[Role of progesterone in acylation stimulating protein-receptor C5L2 pathway in adipocytes and preadipocytes].

Objective: To evaluate the effects of progesterone on the mRNA expression of acylation stimulating protein (ASP)-receptor C5L2 in adipocytes and preadipocytes and the C5L2 protein expression on the cell surface.

Methods: Preadipocytes of the line 3T3-L1 were cultured and induced to differentiate. Progesterone of the doses 0 - 1 x 10(-6) mol/L was added into the cultured fluid of the mature 3T3-L1 adipocytes and preadipocytes overnight. RT-PCR and flow cytometry were used to detect the mRNA and protein expression of ASP receptor C5L2. Both non-progesterone treated and progesterone-treated 3T3-L1 cells were cultured with 5.0 micromol/L ASP for 4 hours, then the cell protein was extracted and the expressions of G protein (including Galphaq/11 and Gbeta) and phosphated protein kinase C (including p-PKCalpha and p-PKCzeta) were measured by Western blotting.

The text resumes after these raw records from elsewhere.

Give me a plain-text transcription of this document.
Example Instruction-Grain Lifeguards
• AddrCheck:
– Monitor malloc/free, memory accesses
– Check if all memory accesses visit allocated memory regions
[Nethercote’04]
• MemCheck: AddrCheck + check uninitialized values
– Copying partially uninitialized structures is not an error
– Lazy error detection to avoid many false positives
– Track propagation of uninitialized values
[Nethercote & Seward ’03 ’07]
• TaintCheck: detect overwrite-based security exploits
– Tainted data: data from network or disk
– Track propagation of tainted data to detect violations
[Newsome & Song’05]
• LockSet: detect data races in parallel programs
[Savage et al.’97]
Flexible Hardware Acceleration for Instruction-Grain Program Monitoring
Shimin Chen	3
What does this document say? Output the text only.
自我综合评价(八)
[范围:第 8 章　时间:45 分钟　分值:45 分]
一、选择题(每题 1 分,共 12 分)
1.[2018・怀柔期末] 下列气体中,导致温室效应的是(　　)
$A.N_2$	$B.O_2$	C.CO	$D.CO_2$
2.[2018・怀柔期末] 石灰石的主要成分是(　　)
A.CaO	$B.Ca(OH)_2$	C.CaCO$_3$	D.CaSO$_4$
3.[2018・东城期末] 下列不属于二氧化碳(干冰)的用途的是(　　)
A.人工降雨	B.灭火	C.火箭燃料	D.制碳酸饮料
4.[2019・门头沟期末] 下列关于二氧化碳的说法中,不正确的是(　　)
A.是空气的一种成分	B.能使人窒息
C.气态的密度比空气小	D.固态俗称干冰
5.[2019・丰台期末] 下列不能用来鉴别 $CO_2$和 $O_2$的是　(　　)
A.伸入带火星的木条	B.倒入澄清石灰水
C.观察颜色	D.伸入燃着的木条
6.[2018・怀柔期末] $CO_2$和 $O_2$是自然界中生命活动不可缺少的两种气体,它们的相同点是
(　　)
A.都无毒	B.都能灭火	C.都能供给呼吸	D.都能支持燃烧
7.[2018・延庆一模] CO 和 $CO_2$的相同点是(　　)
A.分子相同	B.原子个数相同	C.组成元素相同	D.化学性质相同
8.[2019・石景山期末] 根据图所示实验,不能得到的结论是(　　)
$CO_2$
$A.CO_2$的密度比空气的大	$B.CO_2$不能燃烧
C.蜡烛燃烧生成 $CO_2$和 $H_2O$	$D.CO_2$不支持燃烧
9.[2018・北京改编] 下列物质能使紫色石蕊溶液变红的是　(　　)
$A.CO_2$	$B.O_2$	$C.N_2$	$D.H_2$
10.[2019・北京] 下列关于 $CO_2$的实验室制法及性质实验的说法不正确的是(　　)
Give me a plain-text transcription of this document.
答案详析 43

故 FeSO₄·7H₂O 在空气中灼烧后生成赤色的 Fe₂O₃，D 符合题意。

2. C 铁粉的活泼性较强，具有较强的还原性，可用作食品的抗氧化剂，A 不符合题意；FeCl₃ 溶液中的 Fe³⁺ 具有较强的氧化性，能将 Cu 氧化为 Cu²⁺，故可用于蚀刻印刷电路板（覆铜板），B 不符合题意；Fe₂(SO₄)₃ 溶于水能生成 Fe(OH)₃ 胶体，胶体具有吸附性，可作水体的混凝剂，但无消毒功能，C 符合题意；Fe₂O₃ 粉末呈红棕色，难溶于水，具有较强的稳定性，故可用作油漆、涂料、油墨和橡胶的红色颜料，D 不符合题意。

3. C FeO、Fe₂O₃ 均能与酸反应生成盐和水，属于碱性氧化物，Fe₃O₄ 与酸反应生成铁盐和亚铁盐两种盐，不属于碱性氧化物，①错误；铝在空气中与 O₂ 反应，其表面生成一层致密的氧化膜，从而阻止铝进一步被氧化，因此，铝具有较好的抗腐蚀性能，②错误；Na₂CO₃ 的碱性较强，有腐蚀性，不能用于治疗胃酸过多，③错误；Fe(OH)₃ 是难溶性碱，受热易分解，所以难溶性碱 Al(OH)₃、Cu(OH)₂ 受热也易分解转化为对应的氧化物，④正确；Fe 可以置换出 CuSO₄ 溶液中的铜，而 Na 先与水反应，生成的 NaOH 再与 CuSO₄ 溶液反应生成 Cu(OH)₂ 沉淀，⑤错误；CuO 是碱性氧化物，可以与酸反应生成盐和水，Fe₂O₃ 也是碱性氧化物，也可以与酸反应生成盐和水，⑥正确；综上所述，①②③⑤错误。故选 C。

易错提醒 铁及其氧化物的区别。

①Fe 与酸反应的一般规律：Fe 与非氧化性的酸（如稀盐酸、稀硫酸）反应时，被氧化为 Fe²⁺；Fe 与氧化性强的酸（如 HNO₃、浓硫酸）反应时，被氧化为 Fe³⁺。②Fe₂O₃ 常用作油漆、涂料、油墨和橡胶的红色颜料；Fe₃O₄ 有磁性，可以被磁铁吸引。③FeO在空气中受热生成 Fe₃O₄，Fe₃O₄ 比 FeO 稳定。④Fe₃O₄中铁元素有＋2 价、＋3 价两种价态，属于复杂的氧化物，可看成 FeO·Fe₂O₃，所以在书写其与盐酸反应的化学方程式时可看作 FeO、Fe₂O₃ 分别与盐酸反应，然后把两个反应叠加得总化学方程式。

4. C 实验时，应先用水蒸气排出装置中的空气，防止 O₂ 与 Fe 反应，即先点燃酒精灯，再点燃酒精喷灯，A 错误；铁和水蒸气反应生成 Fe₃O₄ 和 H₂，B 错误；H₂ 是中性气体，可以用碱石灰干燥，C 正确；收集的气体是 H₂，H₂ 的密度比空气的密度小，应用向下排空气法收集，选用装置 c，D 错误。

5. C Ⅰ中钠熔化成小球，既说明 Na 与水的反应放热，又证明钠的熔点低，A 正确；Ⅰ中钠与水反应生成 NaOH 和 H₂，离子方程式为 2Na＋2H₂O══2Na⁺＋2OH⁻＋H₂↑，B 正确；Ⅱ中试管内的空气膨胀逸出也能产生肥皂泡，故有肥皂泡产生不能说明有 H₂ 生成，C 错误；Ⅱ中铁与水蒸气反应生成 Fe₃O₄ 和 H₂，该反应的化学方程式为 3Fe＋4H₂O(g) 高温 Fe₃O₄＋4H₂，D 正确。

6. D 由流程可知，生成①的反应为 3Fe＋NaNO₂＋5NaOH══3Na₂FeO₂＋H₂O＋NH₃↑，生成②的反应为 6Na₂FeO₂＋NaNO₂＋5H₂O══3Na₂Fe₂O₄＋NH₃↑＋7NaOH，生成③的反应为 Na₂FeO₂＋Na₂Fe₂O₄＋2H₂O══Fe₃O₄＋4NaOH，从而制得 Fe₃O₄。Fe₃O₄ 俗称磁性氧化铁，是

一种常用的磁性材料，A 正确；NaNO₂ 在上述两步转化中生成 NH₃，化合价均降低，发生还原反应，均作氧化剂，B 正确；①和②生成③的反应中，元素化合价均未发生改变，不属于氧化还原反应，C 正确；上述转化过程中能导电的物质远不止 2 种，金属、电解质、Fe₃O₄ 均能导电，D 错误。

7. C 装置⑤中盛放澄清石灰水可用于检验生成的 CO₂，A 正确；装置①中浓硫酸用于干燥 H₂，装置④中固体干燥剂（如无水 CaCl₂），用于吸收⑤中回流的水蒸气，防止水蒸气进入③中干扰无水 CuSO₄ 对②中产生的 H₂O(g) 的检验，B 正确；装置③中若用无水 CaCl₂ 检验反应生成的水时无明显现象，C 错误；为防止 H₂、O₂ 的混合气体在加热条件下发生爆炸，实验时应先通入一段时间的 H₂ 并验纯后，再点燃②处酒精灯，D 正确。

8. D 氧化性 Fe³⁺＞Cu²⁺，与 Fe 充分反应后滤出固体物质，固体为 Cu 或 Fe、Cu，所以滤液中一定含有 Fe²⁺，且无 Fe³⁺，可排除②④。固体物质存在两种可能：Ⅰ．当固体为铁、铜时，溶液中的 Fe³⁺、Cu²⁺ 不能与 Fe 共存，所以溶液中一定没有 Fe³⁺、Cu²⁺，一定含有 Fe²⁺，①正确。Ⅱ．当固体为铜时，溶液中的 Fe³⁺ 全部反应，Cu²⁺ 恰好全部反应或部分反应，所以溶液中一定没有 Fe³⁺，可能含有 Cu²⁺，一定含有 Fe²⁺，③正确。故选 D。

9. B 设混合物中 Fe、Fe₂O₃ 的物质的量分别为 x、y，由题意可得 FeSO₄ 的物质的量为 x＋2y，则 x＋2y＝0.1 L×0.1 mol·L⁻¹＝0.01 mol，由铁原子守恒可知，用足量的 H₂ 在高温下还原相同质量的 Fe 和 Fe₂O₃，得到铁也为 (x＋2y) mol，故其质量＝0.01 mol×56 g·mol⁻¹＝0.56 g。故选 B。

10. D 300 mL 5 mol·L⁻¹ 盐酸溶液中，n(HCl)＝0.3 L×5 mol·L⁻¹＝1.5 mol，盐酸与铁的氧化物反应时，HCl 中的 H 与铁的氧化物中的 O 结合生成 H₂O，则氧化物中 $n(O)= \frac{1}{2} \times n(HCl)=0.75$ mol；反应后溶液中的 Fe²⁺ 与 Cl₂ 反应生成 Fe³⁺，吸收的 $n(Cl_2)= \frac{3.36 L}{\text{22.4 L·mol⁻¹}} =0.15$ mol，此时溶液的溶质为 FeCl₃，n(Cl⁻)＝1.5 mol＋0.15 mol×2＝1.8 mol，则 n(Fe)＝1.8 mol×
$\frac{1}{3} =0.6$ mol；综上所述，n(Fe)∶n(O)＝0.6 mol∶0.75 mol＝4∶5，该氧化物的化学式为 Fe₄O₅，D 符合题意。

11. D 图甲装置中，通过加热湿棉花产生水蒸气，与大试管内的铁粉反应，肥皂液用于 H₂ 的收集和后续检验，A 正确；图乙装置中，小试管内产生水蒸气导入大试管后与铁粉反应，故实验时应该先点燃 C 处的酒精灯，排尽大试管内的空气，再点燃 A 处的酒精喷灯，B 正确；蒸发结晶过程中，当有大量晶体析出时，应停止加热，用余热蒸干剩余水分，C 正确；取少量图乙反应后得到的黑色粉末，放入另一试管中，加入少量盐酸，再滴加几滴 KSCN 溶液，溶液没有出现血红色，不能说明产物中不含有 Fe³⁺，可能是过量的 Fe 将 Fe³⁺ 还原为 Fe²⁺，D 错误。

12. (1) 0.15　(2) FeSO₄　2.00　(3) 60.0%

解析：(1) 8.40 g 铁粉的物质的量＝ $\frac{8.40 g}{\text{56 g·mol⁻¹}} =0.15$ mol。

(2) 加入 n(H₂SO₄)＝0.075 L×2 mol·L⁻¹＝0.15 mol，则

Results: The C5L2 protein expression level of the mature adipocytes stimulated by progesterone 1 x 10(-6) mol/L for 18 h was 36% +/- 15%, significantly downregulated compared with that of the adipocytes stimulated by progesterone 0 mol/L (46% +/- 12%, P < 0.01), with a inhibition rate of 22%. The C5L2 mRNA and protein expression levels of the preadipocytes stimulated by progesterone 1 x 10(-6) mol/L for 18 h were 0.17 +/- 0.11 and 36% +/- 16% respectively, both significantly lower than those of the preadipocytes stimulated by progesterone 0 mol/L (0.50 +/- 0.18 and 51% +/- 20% respectively, P < 0.01 and P < 0.05) with the inhibition rates of 66% and 29%respectively. The ASP-stimulated Galphaq/11, Gbeta, p-PKCalpha, and p-PKCzeta expression levels of the mature adipocytes after overnight exposure to progesterone 1 x 10(-8) and 1 x 10(-6) mol/L were suppressed dose-dependently. For example, the ASP-stimulated Galphaq/11, Gbeta, and p-PKCalpha expression levels of the progesterone 1 x 10(-6) mol/L group were significantly lower than those of the progesterone 0 mol/L group by 41%, 63%, and 49% respectively (P < 0.05 to P < 0.01. In the preadipocytes the reduction of ASP-induced Galphaq/11, Gbeta, and p-PKCzeta expression levels were observed at the concentration of progesterone as low as 1 x 10(-8) mol/L, and all the four proteins were inhibited significantly at the 1 x 10(-6) mol/L progesterone concentration.

Conclusion: Progesterone induces ASP resistance in adipocytes and preadipocytes. ASP resistance may contribute to the physiological abnormalities associated with insulin resistance induced by progesterone.